L’idea è: “un progetto per l’Italia”. Così i poveri elettori del Pd apprendono che questo progetto ancora non c’è. E non solo: apprendono che si tratta dell’ennesimo mantra per venire fuori dalle impossibili divisioni interne tra clericali centristi e laici di centro sinistra. Tra i veltroniani e la loro ossessione per il bipolarismo e D’Alema che invece vuole parlare con Fini, probabilmente per sputtanare se stesso e il presidente della Camera insieme. Nessun piccione con due fave, comme d’habitude.

Mentre prosegue il progetto autoritario di Berlusconi e quello separatista della Lega che ora vuole persino le banche, si assiste a un rito di tradizione democristiana tra perdenti che confessano apertamente di avere visioni completamenti differenti e nessuna idea globale. Un’assemblea di indecisi a tutto.

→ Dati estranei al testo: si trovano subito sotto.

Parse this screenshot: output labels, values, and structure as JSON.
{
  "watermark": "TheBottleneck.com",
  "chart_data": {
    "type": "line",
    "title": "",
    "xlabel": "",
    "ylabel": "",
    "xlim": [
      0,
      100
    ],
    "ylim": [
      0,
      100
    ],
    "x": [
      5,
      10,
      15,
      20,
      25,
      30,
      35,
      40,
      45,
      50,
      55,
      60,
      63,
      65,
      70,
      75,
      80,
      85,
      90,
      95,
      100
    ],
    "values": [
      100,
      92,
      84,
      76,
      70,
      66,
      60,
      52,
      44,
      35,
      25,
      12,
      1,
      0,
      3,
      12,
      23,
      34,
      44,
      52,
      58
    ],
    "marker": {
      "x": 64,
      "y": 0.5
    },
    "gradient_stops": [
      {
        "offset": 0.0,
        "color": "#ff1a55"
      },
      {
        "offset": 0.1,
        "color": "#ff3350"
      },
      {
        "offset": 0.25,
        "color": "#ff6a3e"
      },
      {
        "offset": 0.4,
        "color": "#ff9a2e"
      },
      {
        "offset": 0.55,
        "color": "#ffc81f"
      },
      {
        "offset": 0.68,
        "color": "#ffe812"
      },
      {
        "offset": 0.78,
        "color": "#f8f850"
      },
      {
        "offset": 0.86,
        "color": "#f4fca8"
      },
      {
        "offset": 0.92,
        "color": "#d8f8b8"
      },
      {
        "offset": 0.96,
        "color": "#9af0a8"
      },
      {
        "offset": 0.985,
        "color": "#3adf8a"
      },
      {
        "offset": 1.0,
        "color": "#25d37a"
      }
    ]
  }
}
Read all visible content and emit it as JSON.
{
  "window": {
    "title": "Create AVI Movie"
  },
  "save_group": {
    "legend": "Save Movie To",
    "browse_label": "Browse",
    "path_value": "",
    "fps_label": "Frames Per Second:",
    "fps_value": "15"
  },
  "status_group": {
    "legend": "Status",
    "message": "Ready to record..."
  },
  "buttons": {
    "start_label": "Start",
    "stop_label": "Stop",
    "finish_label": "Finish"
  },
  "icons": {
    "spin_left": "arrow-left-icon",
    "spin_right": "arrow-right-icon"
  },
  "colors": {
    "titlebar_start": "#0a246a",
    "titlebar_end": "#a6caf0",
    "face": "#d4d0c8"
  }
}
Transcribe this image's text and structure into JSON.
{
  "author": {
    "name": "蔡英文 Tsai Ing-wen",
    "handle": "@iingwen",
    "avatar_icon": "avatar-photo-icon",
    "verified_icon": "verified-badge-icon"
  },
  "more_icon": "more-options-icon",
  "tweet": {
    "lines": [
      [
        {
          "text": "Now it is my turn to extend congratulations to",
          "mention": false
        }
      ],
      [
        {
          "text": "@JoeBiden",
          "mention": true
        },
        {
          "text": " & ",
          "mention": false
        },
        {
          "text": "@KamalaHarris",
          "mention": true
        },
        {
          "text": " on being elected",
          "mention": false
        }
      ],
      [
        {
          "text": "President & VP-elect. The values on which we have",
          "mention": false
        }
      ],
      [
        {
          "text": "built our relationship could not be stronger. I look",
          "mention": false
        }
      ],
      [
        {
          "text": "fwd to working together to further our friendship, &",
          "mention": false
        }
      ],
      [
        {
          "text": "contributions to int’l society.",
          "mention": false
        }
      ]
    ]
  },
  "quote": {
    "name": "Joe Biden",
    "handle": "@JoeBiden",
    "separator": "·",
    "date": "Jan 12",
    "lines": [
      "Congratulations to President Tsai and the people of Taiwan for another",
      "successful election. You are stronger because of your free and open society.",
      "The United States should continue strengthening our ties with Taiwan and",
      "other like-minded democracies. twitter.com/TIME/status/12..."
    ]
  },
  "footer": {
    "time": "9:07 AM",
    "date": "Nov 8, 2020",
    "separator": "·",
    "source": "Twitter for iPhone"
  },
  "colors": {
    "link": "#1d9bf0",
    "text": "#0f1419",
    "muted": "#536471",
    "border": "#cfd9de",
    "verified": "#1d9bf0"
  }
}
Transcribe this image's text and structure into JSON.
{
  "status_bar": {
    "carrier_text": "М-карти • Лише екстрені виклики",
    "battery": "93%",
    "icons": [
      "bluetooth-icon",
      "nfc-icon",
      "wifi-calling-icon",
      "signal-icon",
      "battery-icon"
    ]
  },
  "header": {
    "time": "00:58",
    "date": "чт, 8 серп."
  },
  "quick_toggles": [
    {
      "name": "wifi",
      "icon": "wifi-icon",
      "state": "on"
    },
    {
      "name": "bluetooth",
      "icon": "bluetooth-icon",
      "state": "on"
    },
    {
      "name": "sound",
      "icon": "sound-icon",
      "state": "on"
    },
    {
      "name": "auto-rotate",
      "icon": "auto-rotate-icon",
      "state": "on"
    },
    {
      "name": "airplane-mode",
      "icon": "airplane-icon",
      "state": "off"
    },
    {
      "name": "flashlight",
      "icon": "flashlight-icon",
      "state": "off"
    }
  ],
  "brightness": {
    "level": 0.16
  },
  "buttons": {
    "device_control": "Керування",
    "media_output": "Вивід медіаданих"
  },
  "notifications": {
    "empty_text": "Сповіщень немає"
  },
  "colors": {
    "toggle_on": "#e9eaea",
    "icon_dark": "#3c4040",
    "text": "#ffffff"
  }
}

Ricordo bene come il declino delle vendite Fiat in Italia diventò inarrestabile quando Cesare Romiti, nel tentativo di tamponare i primi segnali di declino e la sua propria carica di AD, se ne uscì con la promessa della “qualità totale”, ottenendo l’effetto di chiarire ai consumatori che le auto del gruppo non avevano precisamente una qualità europea.

Ora noi elettori cosa dovremmo dire di un partito che per nascere ha affossato un governo, per crescere ha eliminato la sinistra e  ringiovanito Berlusconi, per evitare scissioni ha finora sussurrato di fronte a una crisi economico -istituzionale di dimensioni epocali  e che ora ci dice di volere un progetto per il Paese che avrebbe dovuto invece essere alla radice della sua nascita?

Io lo so cosa vorrei dire. Ma non mi piacciono le parolacce.